Fer de lance du Printemps arabe, dont il a incarné l’unique espoir pendant dix ans, le Pays du Jasmin vit des heures difficiles sous Kaïs Saïed, qui y règne en maître depuis son « coup de force » de juillet 2021. Brandissant l’article 80 de la Constitution, qui l’autorise « en cas de péril imminent » à « prendre les mesures qu’impose l’état d’exception », le chef d’État tunisien a paralysé le Parlement, démis le chef du gouvernement de ses fonctions et tenté de prendre le contrôle du Parquet.
Par cette décision, le président élu en 2019 a « largement outrepassé ses prérogatives » pour neutraliser tous les contrepouvoirs.

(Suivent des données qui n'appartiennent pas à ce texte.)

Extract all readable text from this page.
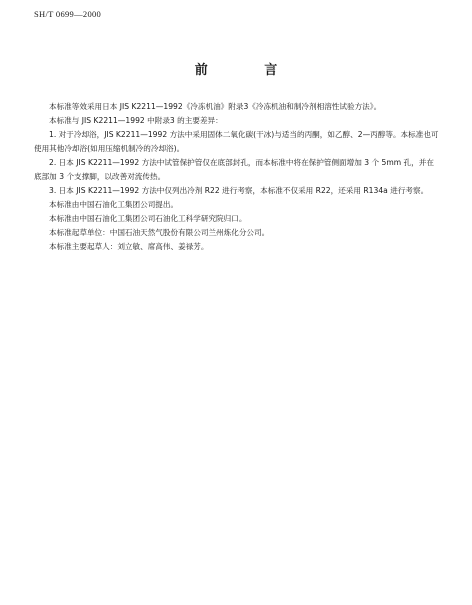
SH/T 0699—2000
前 言

本标准等效采用日本 JIS K2211—1992《冷冻机油》附录3《冷冻机油和制冷剂相溶性试验方法》。

本标准与 JIS K2211—1992 中附录3 的主要差异：

1. 对于冷却浴，JIS K2211—1992 方法中采用固体二氧化碳(干冰)与适当的丙酮，如乙醇、2—丙醇等。本标准也可使用其他冷却浴(如用压缩机制冷的冷却浴)。

2. 日本 JIS K2211—1992 方法中试管保护管仅在底部封孔，而本标准中将在保护管侧面增加 3 个 5mm 孔，并在底部加 3 个支撑脚，以改善对流传热。

3. 日本 JIS K2211—1992 方法中仅列出冷剂 R22 进行考察，本标准不仅采用 R22，还采用 R134a 进行考察。

本标准由中国石油化工集团公司提出。

本标准由中国石油化工集团公司石油化工科学研究院归口。

本标准起草单位：中国石油天然气股份有限公司兰州炼化分公司。

本标准主要起草人：刘立敏、席高伟、姜禄芳。
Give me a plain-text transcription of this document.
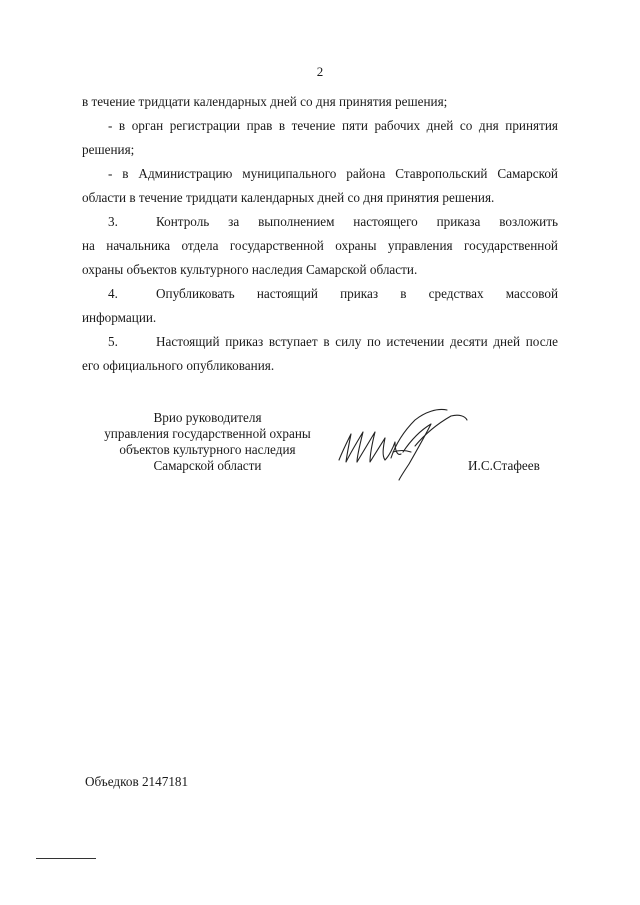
2
в течение тридцати календарных дней со дня принятия решения;
- в орган регистрации прав в течение пяти рабочих дней со дня принятия
решения;
- в Администрацию муниципального района Ставропольский Самарской
области в течение тридцати календарных дней со дня принятия решения.
3.	Контроль за выполнением настоящего приказа возложить
на начальника отдела государственной охраны управления государственной
охраны объектов культурного наследия Самарской области.
4.	Опубликовать настоящий приказ в средствах массовой
информации.
5.	Настоящий приказ вступает в силу по истечении десяти дней после
его официального опубликования.
Врио руководителя
управления государственной охраны
объектов культурного наследия
Самарской области	И.С.Стафеев
Объедков 2147181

Loin de susciter la colère des Tunisiens, le « coup de force » – ou « coup d’État », selon ses détracteurs – a été salué par une foule excédée par l’inertie d’une classe politique qui n’a su répondre à ses aspirations. Un soutien s’est amenuisé à mesure que le pays s’est enfoncé dans la crise. Dans son ouvrage « Tunisie, vers un populisme autoritaire ? », paru en France aux éditions Riveneuve, l’essayiste tunisien Hatem Nafti, auteur notamment « De la Révolution à la restauration » (Riveneuve, 2019) revient sur la décennie révolutionnaire et sur les méthodes populistes de Kaïs Saïed, dont les discours sont parfois un mélange de complotisme et de fausses informations.
« Si, dans un premier temps, une large partie de l’opinion et de la société civile a applaudi le coup de force de Saïed, ce soutien s’est petit à petit érodé, en particulier auprès des élites, et pour cause. Ce qui ne devait être qu’un électrochoc destiné, comme le dit la Constitution, à « garantir le retour dans les plus brefs délais à un fonctionnement régulier des pouvoirs publics » s’est transformé en une véritable opération tabula rasa », écrit dans l’introduction cet ingénieur de formation né à Tunis en 1984.
EXTRAIT I
Kaïs Saïed sous Ben Ali
Enseignant de droit public, Kais Saïed effectue l’essentiel de sa carrière entre la Faculté de droit de Sousse et la Faculté des sciences juridiques à Tunis. Il ne soutient pas sa thèse de doctorat et confie au journal Al Charaa’ al Magharibi que cet échec l’a marqué. Sans être un proche du régime benaliste, Saïed ne se distingue pas par une farouche opposition. Ainsi, le 12 octobre 1999, dans le cadre des élections législatives et présidentielles, il donne une conférence à l’invitation de l’Association des parlementaires tunisiens. Le 4 décembre 2001, dans une interview donnée au journal Assabah, il soutient la réforme constitutionnelle de 2002, qui supprime la limite du nombre de mandats que peut effectuer le président de la République et accorde au chef de l’État une immunité pénale.